We know that young children learn languages instinctively, so more and more parents are asking schools to start foreign language programs early, before middle school. If you remember middle school, you may recall that awkward time when puberty had you terrified and you just wanted to be like everyone else. So you can understand why this is perhaps the hardest time to get students to embrace strange customs and get funny noises to come out of their mouths. And aside from the realities of social life for twelve-year olds, new research shows that the human brain is wired to learn language at a young age, but then, with adolescence, it starts to lose this ability. That’s why language programs need to start early when they can be the most effective. If we’re serious about foreign languages, we can’t cut our elementary programs every time the budget is tight.

The kids get it. They seem to understand the times better than we do. They don’t dream about globalization, they’re already living it. They also know that language studies improve your geography, public speaking, critical thinking, and even your English. And they know that colleges are looking for students with good foreign language skills.

A former student of mine, now in his first year at the Air Force Academy, told me the military is really pushing for more language training. They have discovered that technology can’t do everything; they need what is called “human intelligence” as well. And when you need to win foreigners’ hearts and minds as urgently as we do now, nothing beats learning their languages and customs. Our own Senator Leahy has been saying for some time now that our national security depends on having more folks who speak foreign languages and are culture-savvy.

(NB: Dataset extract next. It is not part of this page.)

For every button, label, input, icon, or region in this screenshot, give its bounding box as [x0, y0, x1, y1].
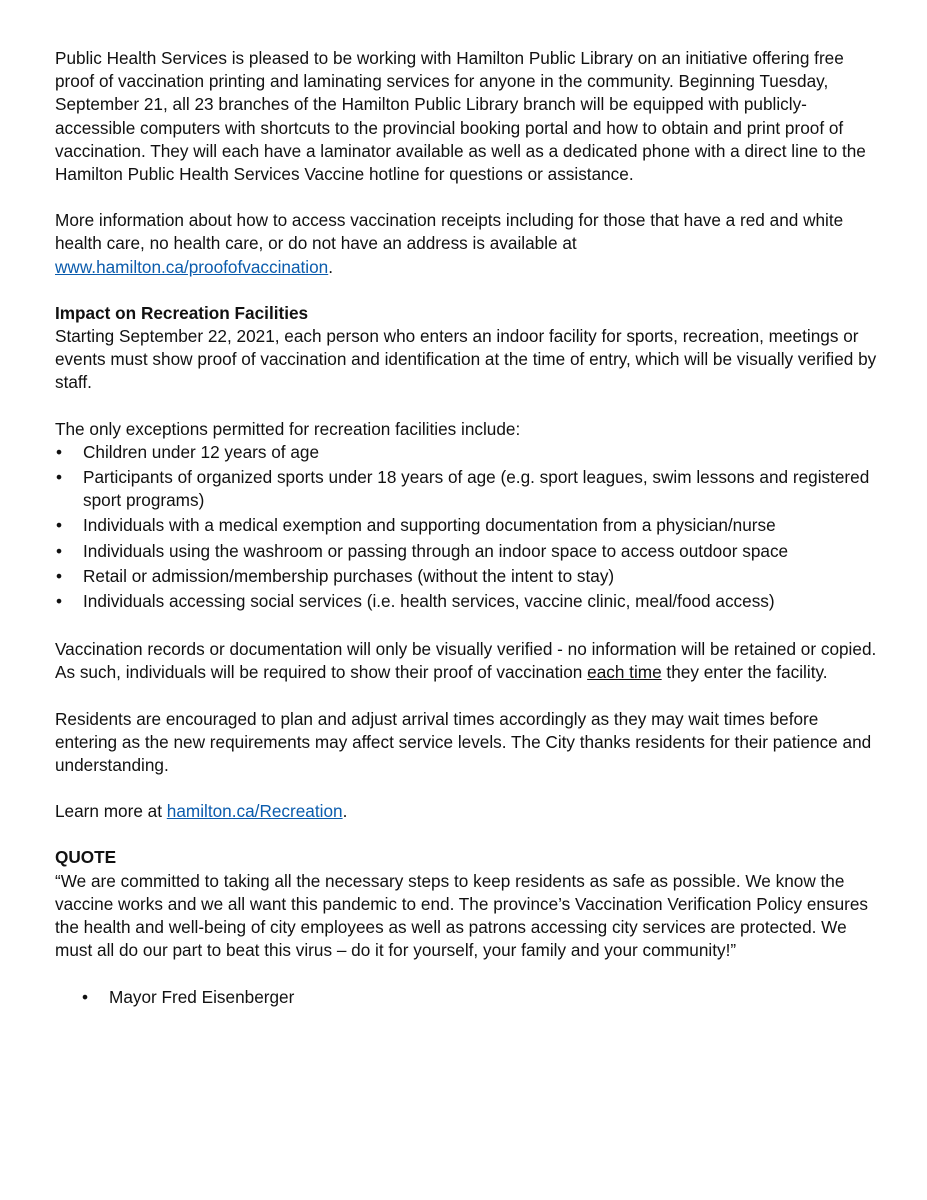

The late Miriam Anderson, a former governor of Texas, opposed Spanish programs in Texas schools. She is reported to have said, famously, “If English was good enough for Jesus, it’s good enough for us.” Well, I think very few people would agree with her nowadays. Not just because Jesus probably spoke Aramaic, but also because we know how crucial languages are in today’s world. We know that in the Information Age, knowing more languages means getting better information. We know that many of our children will live abroad or work for foreign clients. We know that we should start teaching them languages early – now we just have to do it.

I’m Mike Martin of Burlington.

Mike Martin writes about issues of culture and education and teaches French at Champlain Valley Union High School.